Speaking about the current military options available at Yale, Neal said: “Elite universities like Yale are supposed to serve an important public purpose: educating the leaders of tomorrow. We need well-educated leaders in the military. Yale has two choices: The first is to do the right thing now; that is what we have urged the Corporation to do. The second is to wait until the public becomes so displeased that Yale’s federal dollars are imperiled.”
A recent Yale graduate who now works for ACTA, Noah Mamis, BR ’08, elaborated: “As ACTA’s letter to the Corporation points out, neither students nor the military benefit when they are insulated from each other, but that is the state of affairs Yale’s current stance has produced.”

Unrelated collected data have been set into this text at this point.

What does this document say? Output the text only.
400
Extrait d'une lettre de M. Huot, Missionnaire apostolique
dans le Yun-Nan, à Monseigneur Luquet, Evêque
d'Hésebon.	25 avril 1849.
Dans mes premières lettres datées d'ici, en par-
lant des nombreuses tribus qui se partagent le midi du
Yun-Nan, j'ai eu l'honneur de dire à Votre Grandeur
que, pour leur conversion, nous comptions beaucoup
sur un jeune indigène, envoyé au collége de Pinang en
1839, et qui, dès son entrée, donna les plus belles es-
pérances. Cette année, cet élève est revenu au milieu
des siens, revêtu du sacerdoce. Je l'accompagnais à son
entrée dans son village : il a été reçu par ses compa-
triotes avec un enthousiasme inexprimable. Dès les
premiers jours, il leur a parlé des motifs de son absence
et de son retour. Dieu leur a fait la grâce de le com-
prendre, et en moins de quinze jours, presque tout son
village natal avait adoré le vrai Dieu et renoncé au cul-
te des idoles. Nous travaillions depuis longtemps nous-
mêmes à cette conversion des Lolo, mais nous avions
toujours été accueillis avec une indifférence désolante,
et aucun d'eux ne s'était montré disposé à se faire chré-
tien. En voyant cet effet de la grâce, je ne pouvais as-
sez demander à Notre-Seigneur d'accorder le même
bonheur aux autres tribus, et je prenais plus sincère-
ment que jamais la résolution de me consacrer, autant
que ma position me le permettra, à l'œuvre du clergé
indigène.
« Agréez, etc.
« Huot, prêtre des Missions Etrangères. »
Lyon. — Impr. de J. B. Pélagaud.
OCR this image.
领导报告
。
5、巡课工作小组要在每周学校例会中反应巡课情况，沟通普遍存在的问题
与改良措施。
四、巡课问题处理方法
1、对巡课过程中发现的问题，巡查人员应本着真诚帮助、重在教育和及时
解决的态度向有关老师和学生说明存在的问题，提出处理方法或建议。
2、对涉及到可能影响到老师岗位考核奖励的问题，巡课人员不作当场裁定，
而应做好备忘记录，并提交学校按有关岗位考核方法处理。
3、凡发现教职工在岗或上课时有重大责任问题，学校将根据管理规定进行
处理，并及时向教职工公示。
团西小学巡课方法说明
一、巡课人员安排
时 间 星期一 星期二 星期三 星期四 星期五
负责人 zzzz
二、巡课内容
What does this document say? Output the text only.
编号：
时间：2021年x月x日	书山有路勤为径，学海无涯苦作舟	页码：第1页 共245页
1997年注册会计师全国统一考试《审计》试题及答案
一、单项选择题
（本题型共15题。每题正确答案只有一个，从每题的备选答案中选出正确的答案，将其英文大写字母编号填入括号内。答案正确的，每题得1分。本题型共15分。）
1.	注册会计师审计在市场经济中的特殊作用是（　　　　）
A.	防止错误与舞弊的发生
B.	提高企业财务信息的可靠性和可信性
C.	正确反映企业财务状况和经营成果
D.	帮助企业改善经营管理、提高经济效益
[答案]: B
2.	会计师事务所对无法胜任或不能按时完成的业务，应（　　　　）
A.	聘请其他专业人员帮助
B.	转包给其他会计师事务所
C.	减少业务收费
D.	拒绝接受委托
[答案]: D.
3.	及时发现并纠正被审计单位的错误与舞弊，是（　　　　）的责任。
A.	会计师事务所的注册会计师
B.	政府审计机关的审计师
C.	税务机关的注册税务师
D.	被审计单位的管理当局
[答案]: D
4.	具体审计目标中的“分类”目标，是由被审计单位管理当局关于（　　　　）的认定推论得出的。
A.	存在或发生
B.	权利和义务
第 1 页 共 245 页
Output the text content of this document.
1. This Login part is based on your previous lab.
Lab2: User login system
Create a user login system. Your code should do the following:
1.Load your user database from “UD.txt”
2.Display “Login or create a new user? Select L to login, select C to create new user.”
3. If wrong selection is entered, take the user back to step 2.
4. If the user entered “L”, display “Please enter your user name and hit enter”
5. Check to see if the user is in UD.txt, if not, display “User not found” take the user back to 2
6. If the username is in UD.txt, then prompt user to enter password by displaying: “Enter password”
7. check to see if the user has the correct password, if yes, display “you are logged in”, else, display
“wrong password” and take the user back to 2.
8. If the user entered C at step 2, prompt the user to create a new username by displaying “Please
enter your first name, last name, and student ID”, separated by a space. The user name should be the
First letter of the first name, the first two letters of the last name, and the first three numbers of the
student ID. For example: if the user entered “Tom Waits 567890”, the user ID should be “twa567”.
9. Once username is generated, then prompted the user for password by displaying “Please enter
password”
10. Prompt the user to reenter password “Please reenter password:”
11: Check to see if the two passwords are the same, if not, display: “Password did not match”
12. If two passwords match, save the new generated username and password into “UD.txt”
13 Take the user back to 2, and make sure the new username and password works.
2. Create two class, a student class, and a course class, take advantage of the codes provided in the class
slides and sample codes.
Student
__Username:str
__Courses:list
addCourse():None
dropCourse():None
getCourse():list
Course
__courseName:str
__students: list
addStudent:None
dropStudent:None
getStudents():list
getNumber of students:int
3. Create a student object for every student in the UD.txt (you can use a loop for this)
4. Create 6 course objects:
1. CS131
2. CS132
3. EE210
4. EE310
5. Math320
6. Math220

Neal subsequently said that it would be more worthwhile for Yale to lobby Congress for the revocation of DADT, rather than “punish its students” by shunning the military—upon which the policy was imposed, she noted—altogether.
“The simple fact is that the best way to change an institution is from within, and having more well-educated Elis in the Armed Forces can only have a positive impact, if not on the actual support for ‘Don’t ask, don’t tell’ amongst service members, then at the very least on the discourse going on between soldiers,” said Day.
As for the likelihood of ROTC opening another detachment at Yale, even if the Administration were to lift the present ban, almost no one is optimistic. There probably isn’t a critical mass, or as Hill put it, “enough students at Yale, or in the surrounding area, to support a unit.”
In fact, most Yalies seem apathetic to the military and unaware of the fact that ROTC is even an option for students. For Giffen, this comes out in the form of comments from his classmates: “When I put on my uniform heading up to UConn on Thursdays, I have more people ask if I am in a play than if I am in the military.”
Even Neal conceded that “whether the military establishes an ROTC unit at Yale is beyond anyone else’s control,” since it has ultimate say over where new detachments will be opened, ever-increasingly in the South and away from urban hubs.
Yet, with a recession underway, perhaps Yale students might soon be considering a military career. As Giffen put it, “I know there are Yalies out there like me who have tried finance and realized they were not put on this planet to fly a desk. The opportunity for adventure does exist. It is true that the military doesn’t pay as well as Goldman Sachs, but who needs to buy a Ferrari when Uncle Sam gives you an F-22?”